Studying politics and people

During his years of service and study, Smith’s native capacity for empathy grew along with his political sophistication.

“It was key for me to begin understanding how people arrive at a particular perspective,” Smith says. “There’s no way I could have been elected Assembly president if people didn’t think I had a firm grasp on how to read others—people like me and people different from me.”

This understanding was furthered during the three years when he acted with Tapestry of Possibilities: Diversity at Cornell, an interactive theater group that gives first-year students an introduction to and tools for dealing with all the different types of people they’ll encounter on campus. Among his roles were a gay man, like himself, and a depressed man, very taboo in the black community.

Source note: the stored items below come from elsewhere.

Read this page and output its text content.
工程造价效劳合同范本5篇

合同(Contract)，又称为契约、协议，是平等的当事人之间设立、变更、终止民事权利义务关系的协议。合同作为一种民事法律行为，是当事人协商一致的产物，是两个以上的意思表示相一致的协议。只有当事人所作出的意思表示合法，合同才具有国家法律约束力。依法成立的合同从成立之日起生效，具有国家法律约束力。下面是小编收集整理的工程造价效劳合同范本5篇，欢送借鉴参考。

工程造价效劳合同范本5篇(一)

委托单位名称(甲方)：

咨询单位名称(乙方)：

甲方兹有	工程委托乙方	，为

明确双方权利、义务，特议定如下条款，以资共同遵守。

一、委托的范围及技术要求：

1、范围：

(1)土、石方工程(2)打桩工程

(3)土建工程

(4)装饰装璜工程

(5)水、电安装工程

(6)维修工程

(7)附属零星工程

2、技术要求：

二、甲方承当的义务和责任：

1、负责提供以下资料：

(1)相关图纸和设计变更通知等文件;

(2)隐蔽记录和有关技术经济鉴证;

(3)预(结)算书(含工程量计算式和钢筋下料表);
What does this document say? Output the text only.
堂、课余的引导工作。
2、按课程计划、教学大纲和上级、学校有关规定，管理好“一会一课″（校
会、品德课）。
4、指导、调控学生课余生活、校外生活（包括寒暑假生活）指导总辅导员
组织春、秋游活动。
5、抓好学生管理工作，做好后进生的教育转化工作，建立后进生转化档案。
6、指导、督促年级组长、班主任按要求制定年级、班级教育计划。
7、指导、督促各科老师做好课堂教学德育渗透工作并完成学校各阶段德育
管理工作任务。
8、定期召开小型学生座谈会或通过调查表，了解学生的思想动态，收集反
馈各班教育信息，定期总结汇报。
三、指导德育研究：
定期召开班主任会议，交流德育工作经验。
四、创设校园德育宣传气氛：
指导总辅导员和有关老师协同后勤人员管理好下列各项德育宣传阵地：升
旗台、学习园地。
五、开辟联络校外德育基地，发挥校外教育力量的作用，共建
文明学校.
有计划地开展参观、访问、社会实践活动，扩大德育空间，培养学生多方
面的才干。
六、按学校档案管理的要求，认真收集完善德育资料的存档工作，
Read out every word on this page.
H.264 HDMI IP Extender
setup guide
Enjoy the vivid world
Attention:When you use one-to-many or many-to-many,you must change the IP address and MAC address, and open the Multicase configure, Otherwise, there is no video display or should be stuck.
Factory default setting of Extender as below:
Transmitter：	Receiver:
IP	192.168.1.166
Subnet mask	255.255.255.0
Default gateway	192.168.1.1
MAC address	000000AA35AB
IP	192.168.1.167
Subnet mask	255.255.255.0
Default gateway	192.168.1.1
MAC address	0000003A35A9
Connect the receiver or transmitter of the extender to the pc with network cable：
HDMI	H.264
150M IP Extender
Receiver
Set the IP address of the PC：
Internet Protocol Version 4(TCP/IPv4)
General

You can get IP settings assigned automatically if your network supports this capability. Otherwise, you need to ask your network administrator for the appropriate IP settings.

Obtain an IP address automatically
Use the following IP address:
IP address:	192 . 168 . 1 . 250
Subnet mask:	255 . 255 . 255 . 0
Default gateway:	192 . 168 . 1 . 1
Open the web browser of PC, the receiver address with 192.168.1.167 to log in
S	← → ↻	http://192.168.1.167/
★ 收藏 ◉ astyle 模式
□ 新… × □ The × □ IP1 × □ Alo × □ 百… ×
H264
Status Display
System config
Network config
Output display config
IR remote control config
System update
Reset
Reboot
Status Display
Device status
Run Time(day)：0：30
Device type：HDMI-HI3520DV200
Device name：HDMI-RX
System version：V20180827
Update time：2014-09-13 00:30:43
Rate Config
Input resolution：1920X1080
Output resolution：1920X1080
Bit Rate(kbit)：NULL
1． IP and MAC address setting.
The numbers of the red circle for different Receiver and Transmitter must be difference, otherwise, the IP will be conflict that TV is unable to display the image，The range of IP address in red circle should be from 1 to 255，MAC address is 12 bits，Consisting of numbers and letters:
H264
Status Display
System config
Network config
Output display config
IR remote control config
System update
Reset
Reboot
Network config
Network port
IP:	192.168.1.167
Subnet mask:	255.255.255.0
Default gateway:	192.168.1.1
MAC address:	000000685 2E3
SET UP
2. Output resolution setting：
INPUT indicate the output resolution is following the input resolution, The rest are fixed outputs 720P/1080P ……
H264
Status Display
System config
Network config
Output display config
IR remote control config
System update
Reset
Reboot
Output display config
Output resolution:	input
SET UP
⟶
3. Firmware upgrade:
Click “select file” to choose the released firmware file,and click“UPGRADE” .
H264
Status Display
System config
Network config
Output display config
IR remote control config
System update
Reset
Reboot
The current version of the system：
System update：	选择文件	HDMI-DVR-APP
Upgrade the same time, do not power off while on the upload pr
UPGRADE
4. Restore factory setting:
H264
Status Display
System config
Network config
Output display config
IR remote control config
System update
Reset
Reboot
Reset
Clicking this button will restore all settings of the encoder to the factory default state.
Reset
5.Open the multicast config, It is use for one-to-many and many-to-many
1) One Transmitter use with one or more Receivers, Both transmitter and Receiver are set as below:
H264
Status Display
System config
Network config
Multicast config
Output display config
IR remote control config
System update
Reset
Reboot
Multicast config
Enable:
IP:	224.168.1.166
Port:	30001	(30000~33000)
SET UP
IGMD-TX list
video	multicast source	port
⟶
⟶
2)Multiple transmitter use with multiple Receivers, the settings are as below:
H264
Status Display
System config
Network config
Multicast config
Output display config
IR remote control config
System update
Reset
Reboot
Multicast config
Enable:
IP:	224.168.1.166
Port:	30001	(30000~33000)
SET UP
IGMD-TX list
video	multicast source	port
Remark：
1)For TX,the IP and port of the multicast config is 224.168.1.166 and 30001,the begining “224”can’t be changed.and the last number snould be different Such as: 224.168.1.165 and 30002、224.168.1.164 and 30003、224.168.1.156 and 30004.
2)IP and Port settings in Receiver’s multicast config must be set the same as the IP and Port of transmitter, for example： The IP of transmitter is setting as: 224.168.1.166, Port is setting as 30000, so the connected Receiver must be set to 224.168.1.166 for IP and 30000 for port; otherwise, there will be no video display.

“Once you start delving into character development, then you really begin to understand that people are very complex beings, and you appreciate the importance of going beyond physical differences,” Smith says.

All this insight will serve him well in his first career, as a public school judge, and, eventually, as a family court judge.

“That’s where you are most closely connected with people and where many precedents get set,” explains Smith, who has thoroughly researched the activities of judges at all levels. “Among other things, there’s a huge opportunity right now to examine what constitutes a family in light of same-sex marriage.”

For now he’ll make the most of his presidential year. “If you really believe in a system, you want to see it work—that’s why so many people watch Judge Judy, to see justice being served,” Smith explains. “I believe in the Assembly and want to see it accomplish its mission. It’ll be hard to leave behind.”